Here are five critical risk factors that financial statement users monitor when reviewing a company’s financials. You also may find this information helpful when reviewing your company’s financial results or when you need to evaluate the performance of publicly traded competitors or potential M&A targets.
1. Unreported or Contingent Liabilities
A company’s balance sheet might not necessarily reflect all future obligations. Detailed footnotes may reveal, for example, a potentially damaging lawsuit, an IRS inquiry or an environmental claim.
Footnotes also should spell out the details of loan terms, warranties, contingent liabilities and leases. Struggling companies may downplay liabilities in their footnotes to avoid violating loan agreements or admitting financial problems to stakeholders.
2. Related-Party Transactions
Companies may give preferential treatment to, or receive it from, related parties. It’s important that footnotes disclose all related parties with whom the company — and its management team — conduct business.
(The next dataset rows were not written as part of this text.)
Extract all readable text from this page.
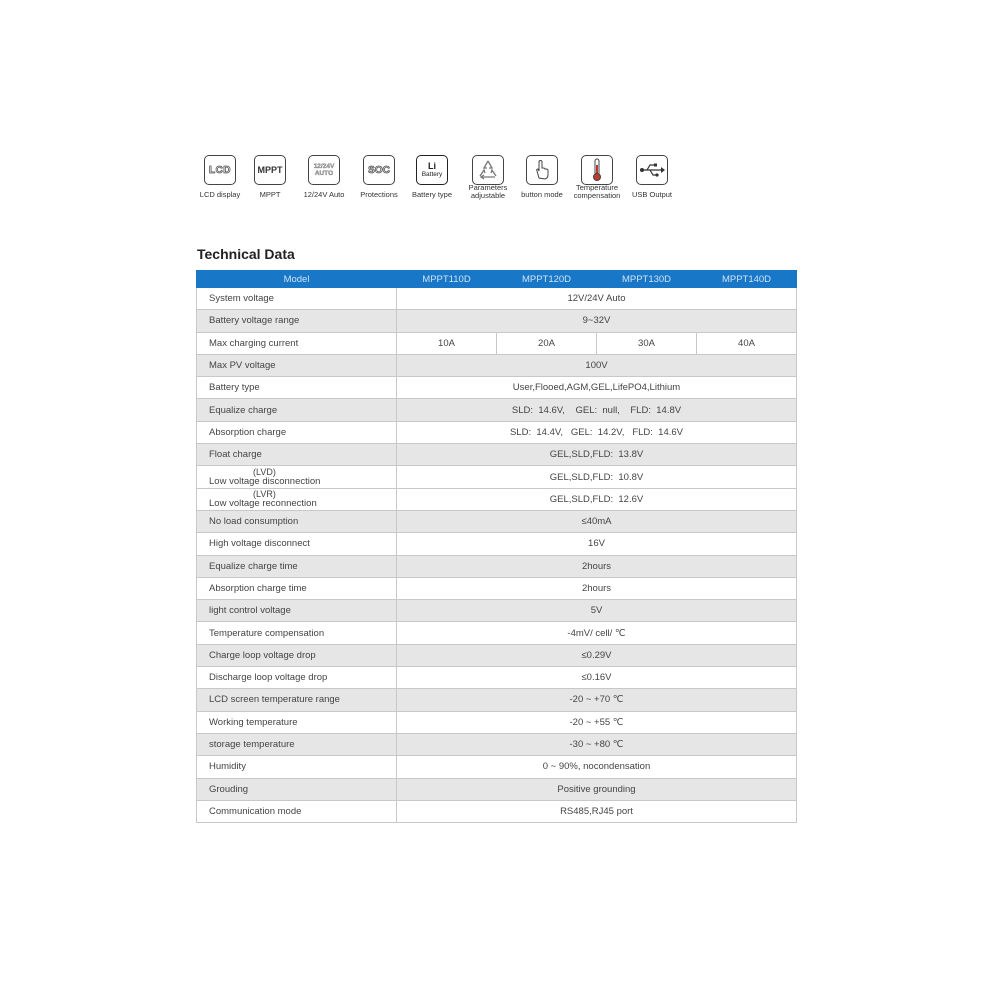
LCD
LCD display
MPPT
MPPT
12/24V
AUTO
12/24V Auto
SOC
Protections
Li
Battery
Battery type
Parameters
adjustable	button mode
Temperature
compensation	USB Output
Technical Data
Model	MPPT110D	MPPT120D	MPPT130D	MPPT140D
System voltage	12V/24V Auto			
Battery voltage range	9~32V			
Max charging current	10A	20A	30A	40A
Max PV voltage	100V			
Battery type	User,Flooed,AGM,GEL,LifePO4,Lithium			
Equalize charge	SLD:  14.6V,    GEL:  null,    FLD:  14.8V			
Absorption charge	SLD:  14.4V,   GEL:  14.2V,   FLD:  14.6V			
Float charge	GEL,SLD,FLD:  13.8V			

(LVD)
Low voltage disconnection	GEL,SLD,FLD:  10.8V			

(LVR)
Low voltage reconnection	GEL,SLD,FLD:  12.6V			
No load consumption	≤40mA			
High voltage disconnect	16V			
Equalize charge time	2hours			
Absorption charge time	2hours			
light control voltage	5V			
Temperature compensation	-4mV/ cell/ ℃			
Charge loop voltage drop	≤0.29V			
Discharge loop voltage drop	≤0.16V			
LCD screen temperature range	-20 ~ +70 ℃			
Working temperature	-20 ~ +55 ℃			
storage temperature	-30 ~ +80 ℃			
Humidity	0 ~ 90%, nocondensation			
Grouding	Positive grounding			
Communication mode	RS485,RJ45 port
For example, say a manufacturing company rents space from its owner’s parents at below-market rents, saving roughly $240,000 each year. Because the company doesn’t disclose this favorable related-party deal, its lenders believe that the business is more profitable than it really is. If the owner’s parents unexpectedly die — and the owner’s sister, who inherits the real estate, raises the rent — the manufacturer could fall on hard times, causing stakeholders to be blindsided by the undisclosed related-party risk.
3. Accounting Changes
Footnotes disclose the nature and justification for a change in an accounting principle. They also take note of that change’s effect on the financial statements.
Valid reasons exist to change an accounting method, such as a regulatory mandate or proactive tax planning. However, dishonest managers can use accounting changes in, say, depreciation or inventory reporting methods to manipulate financial results.
4. Significant Events
Footnotes should disclose significant events, including those that happen after the end of the reporting period, but before the financial statements have been finalized. These are events that could materially impact future earnings or impair business value.
Examples include the loss of a major customer, a major pending lawsuit and impending adverse government regulations. Dishonest business owners and managers may overlook or downplay significant events to preserve the company’s credit standing.
5. ESG Risks
A broad range of environmental, social and governance (ESG) issues may affect a company’s financial condition and performance. Examples include the size of its carbon footprint, efforts to replace fossil fuels with renewable energy sources, and overall use of natural resources, as well as workplace, health and safety, and consumer product safety risks.
A lack of financial statement disclosures about ESG practices could be a warning sign that management isn’t paying attention to these critical — and potentially costly — issues. For example, environmental issues (such as pollution or carbon emissions) can lead to fines, remedial costs and reputational damage. And the sale of unsafe products can result in product liability lawsuits, recalls and boycotts.
ESG reports aren’t mandatory in the United States. But public companies increasingly are required by the Securities and Exchange Commission to include climate-related disclosures and information related to the use of conflict minerals in their financial reports. Many private companies have added ESG disclosures to demonstrate to stakeholders that they’re environmentally responsible, cost conscious and creditworthy.
Transparency Is Key
In recent years, the Financial Accounting Standards Board (FASB) has cut back certain especially burdensome disclosures, especially for private companies. As the FASB simplifies and eliminates disclosures that don’t provide sufficient benefits to justify the costs of collecting the information, it also recognizes the need for a balanced approach and urges businesses to strive for transparency in their financial reporting.